The carbon cycle, upon which most living things depend, reaches much deeper into the Earth than generally supposed-all the way to the lower mantle, researchers report.

The findings, which are based on the chemistry of an unusual set of Brazilian diamonds, will be published online by the journal Science, at the Science Express Web site, on 15 September. Science is published by AAAS, the non-profit, international science society.

“This study shows the extent of Earth’s carbon cycle on the scale of the entire planet, connecting the chemical and biological processes that occur on the surface and in the oceans to the far depths of Earth’s interior,” said Nick Wigginton, associate editor at Science.

“Results of this kind offer a broader perspective of planet Earth as an integrated, dynamic system,” he said.

The carbon cycle generally refers to the movement of carbon through the atmosphere, oceans, and the crust. Previous observations suggested that the carbon cycle may even extend to the upper mantle, which extends roughly 400 kilometers into the Earth. In this region, plates of ocean crust-bearing a carbon-rich sediment layer-sink beneath other tectonic plates and mix with the molten rock of the mantle.

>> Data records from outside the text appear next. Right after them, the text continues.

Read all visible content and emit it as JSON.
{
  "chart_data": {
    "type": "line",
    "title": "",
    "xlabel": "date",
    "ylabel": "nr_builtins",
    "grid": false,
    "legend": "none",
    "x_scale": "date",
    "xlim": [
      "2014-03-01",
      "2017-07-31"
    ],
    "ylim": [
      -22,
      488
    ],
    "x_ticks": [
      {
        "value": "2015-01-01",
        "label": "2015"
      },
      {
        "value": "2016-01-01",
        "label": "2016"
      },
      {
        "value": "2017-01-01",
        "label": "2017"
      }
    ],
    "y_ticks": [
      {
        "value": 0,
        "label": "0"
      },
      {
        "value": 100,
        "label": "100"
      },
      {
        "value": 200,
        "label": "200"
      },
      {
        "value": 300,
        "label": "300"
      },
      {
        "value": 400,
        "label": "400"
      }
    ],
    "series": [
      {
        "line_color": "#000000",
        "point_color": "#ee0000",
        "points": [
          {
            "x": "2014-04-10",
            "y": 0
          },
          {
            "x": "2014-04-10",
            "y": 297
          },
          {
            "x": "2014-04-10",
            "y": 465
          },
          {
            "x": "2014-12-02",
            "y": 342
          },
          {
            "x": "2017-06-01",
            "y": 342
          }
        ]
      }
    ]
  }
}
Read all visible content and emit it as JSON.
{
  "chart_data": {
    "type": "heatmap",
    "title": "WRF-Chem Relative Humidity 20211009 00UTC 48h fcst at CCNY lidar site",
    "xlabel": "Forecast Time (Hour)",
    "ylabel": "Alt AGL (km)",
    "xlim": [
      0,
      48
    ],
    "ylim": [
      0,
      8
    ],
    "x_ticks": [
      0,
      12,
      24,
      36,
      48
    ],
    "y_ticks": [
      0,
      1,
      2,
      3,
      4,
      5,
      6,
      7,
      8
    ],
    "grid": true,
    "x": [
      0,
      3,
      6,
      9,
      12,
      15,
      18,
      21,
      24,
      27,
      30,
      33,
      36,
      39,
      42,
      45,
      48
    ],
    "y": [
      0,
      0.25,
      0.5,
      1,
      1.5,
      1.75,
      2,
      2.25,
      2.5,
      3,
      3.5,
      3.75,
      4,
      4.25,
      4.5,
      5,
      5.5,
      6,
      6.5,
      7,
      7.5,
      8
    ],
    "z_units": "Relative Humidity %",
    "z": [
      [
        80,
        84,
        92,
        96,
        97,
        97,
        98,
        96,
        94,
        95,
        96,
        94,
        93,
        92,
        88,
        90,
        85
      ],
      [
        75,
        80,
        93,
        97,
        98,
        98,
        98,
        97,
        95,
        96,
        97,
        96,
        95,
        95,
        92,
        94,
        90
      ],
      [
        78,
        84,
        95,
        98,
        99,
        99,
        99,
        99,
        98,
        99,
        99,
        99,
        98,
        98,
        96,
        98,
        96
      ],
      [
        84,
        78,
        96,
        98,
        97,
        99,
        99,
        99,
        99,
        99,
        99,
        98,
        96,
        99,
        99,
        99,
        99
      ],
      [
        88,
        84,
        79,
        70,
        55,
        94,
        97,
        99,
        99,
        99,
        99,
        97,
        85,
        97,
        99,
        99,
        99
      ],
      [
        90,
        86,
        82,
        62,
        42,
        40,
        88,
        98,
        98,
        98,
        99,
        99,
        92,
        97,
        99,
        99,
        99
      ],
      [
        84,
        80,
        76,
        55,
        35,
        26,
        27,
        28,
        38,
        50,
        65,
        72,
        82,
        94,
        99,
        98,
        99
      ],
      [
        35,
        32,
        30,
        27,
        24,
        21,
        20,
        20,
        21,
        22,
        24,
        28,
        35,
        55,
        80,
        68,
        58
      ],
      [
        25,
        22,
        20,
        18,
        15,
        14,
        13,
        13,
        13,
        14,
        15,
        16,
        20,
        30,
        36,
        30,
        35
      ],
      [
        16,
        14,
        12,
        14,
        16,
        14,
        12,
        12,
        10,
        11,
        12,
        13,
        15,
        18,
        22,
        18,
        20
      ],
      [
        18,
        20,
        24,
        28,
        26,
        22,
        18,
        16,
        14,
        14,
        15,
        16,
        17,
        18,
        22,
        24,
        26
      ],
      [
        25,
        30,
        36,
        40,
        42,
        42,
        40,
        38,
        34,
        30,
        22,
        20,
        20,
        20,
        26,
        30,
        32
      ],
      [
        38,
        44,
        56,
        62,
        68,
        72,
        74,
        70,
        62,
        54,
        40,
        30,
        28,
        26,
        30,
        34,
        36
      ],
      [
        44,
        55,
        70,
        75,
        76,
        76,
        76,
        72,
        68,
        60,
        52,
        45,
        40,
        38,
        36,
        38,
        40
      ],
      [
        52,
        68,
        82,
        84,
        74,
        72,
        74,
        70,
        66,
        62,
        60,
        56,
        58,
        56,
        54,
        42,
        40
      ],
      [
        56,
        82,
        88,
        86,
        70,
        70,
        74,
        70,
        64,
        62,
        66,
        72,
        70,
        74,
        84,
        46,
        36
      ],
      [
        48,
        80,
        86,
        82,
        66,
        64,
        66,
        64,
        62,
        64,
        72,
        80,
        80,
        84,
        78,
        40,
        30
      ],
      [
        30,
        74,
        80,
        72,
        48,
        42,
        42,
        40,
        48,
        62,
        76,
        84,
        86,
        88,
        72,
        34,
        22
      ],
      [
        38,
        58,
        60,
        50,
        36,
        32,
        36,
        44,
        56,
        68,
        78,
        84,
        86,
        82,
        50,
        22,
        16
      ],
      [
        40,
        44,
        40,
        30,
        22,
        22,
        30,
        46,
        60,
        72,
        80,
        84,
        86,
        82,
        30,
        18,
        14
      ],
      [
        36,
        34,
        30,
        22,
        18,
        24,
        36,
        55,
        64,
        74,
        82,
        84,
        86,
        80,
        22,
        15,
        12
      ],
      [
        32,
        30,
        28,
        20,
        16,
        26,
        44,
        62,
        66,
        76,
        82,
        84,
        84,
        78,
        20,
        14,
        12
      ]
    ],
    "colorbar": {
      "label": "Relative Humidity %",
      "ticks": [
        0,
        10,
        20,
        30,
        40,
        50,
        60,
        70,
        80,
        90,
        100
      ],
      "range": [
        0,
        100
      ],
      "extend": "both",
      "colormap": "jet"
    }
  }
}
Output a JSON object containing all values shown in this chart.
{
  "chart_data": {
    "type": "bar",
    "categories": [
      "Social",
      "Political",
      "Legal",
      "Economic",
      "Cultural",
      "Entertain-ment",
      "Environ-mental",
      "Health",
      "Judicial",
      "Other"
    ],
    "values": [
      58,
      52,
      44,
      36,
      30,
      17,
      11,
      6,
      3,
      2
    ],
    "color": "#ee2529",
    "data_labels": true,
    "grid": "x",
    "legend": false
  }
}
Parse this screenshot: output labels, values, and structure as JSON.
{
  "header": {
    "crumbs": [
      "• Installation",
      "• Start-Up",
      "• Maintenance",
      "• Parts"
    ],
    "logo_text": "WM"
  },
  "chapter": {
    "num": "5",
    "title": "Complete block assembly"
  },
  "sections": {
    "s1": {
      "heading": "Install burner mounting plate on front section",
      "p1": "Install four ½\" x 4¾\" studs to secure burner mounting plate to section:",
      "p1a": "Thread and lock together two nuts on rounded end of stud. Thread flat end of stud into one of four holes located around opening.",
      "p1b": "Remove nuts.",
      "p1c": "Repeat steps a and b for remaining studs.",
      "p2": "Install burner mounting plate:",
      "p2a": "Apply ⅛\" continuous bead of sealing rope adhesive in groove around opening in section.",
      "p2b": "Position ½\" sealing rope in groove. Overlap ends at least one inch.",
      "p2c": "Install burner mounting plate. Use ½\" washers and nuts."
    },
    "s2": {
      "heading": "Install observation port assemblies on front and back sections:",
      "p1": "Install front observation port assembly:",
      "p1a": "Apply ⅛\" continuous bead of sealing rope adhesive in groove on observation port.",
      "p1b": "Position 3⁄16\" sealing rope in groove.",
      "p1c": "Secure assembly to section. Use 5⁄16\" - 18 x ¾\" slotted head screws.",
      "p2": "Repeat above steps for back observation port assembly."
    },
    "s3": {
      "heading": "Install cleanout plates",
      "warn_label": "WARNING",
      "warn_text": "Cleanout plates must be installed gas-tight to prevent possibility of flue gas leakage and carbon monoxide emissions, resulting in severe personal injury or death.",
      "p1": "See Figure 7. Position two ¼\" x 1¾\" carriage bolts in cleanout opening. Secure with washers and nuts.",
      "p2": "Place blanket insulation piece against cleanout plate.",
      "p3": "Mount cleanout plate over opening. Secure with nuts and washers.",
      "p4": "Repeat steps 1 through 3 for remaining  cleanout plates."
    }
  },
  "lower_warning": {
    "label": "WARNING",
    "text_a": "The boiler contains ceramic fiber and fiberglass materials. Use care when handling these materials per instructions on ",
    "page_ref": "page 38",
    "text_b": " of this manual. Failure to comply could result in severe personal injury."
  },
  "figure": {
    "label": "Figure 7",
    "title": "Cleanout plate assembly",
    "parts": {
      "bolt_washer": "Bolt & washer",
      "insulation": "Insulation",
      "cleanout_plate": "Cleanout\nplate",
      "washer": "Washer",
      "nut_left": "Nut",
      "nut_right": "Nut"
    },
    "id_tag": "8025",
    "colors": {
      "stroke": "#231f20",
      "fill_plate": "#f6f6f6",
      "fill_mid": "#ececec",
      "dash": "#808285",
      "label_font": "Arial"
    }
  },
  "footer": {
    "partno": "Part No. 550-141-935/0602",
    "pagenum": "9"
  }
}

Seismological and geochemical studies have suggested that oceanic crust can sink all the way to the lower mantle, more than 660 kilometers down. But actual rock samples with this history have been hard to come by.

Michael Walter of the University of Bristol and colleagues in Brazil and the United States analyzed a set of “superdeep” diamonds from the Juina kimberlite field in Brazil. Most diamonds excavated at Earth’s surface originated at depths of less than 200 kilometers. Some parts of the world, however, have produced rare, superdeep diamonds, containing tiny inclusions of other material whose chemistry indicates that the diamonds formed at far greater depths.

The Juina-5 diamonds studied by Walter and colleagues contain inclusions whose bulk compositions span the range of minerals expected to form when basalt melts and crystallizes under the extreme high pressures and temperatures of the lower mantle.

Thus, these inclusions probably originated when diamond-forming fluids incorporated basaltic components from oceanic lithosphere that had descended into the lower mantle, the researchers have concluded.

If this hypothesis is correct, then the carbon from which the diamonds formed may have been deposited originally within ocean crust at the seafloor. A relative abundance of light carbon isotopes in the Juina-5 diamonds supports this idea, since this lighter form of carbon is found at the surface but not generally in the mantle, the authors say.

The diamond inclusions also include separate phases that appear to have “unmixed” from the homogenous pool of material. This unmixing likely happened as the diamonds traveled upward hundreds of kilometers into the upper mantle, the researchers say.

After the diamonds formed in the lower mantle, they may have been launched back near the surface by a rising mantle plume, Walter and colleagues propose.